Now that the state legislature has cleared up the important issue of what to name the dead tree/pagan symbol in the rotunda, I guess it's OK to share this story. This version has probably made its cycles around the Internet, but it is still funny. And be glad that someone sent me this version, because the verbal version is much, much longer...
When four of Santa's elves got sick, and the trainee elves did not produce the toys as fast as the regular ones, Santa was beginning to feel the pressure of being behind schedule.
Then Mrs. Claus told Santa that her Mom was coming to visit. This stressed Santa even more.
When he went to harness the reindeer, he found that three of them were about to give birth and two had jumped the fence and were out, heaven knows where.
Then when he began to load the sleigh one of the boards cracked, and the toy bag fell to the ground and scattered the toys.
So, frustrated, Santa went into the house for a cup of apple cider and a shot of rum. When he went to the cupboard, he discovered that the elves had hidden the liquor, and there was nothing to drink.

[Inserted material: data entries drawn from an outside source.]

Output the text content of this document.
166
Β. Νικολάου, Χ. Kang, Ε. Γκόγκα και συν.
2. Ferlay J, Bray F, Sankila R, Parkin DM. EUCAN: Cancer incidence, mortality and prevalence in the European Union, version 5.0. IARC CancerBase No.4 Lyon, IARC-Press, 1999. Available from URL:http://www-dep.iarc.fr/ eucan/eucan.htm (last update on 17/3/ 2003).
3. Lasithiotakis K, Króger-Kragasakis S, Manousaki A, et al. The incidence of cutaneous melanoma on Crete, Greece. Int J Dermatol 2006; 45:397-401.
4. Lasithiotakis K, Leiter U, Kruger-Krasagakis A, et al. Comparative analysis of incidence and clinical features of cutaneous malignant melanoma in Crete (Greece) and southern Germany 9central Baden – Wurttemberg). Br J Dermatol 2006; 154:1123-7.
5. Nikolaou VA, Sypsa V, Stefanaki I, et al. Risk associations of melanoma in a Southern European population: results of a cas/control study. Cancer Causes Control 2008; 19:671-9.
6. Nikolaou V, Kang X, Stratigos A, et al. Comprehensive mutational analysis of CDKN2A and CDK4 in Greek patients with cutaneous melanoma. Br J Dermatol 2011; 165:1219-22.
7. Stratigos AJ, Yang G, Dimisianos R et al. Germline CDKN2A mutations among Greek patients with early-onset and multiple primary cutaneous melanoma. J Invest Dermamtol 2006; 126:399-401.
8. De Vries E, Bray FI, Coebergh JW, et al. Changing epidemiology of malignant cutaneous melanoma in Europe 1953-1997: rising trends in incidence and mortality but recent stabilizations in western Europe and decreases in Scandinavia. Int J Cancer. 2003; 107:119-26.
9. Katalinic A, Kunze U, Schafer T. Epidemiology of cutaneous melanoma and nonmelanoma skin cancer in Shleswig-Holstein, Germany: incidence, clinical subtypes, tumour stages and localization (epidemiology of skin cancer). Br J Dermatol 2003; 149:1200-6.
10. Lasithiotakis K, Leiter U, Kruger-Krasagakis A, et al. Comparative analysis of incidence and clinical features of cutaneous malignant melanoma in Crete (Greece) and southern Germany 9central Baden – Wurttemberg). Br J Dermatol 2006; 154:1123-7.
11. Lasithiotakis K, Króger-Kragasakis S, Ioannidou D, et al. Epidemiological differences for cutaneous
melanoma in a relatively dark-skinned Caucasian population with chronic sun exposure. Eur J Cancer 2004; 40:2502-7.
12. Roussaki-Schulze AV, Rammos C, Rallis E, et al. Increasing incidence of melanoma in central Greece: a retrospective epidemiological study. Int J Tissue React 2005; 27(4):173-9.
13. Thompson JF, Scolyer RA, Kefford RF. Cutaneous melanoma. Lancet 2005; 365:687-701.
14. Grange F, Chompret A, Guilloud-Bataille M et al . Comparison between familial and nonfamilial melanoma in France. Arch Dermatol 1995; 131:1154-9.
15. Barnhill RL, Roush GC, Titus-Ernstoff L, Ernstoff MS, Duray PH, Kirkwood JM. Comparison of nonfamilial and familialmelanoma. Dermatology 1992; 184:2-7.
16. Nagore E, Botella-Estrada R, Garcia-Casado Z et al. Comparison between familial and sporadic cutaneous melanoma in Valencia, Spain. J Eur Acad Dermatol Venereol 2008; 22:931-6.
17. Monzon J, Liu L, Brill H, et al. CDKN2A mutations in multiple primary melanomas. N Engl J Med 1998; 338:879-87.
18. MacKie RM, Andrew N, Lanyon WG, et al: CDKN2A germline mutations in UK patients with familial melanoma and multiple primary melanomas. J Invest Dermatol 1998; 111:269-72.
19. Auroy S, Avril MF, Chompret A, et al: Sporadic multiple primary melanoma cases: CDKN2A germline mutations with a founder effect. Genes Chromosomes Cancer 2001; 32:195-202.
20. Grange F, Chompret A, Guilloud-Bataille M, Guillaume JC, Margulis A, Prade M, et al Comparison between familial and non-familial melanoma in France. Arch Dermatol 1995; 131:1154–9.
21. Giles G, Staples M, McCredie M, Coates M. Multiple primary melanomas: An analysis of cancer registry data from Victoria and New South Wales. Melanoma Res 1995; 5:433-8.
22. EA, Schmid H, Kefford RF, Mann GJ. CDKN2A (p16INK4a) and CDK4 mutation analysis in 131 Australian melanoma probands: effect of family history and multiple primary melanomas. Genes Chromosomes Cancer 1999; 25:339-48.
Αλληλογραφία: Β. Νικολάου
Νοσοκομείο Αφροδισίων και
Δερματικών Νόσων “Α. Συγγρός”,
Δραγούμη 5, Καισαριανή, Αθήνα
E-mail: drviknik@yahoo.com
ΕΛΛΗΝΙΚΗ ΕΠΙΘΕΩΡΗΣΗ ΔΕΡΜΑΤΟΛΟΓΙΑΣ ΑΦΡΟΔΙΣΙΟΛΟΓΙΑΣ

In his frustration, he accidentally dropped the cider pot, and it broke into hundreds of little pieces all over the kitchen floor. He went to get the broom and found that mice had eaten the straw end of the broom.
Just then the doorbell rang, and irritable Santa trudged to the door. He opened the door, and there was a little angel with a great big Christmas tree. The angel said, very cheerfully, 'Merry Christmas, Santa. Isn't it a lovely day? I have a beautiful tree for you. Where would you like me to stick it?'
And so began the tradition of the little angel on top of the Christmas tree.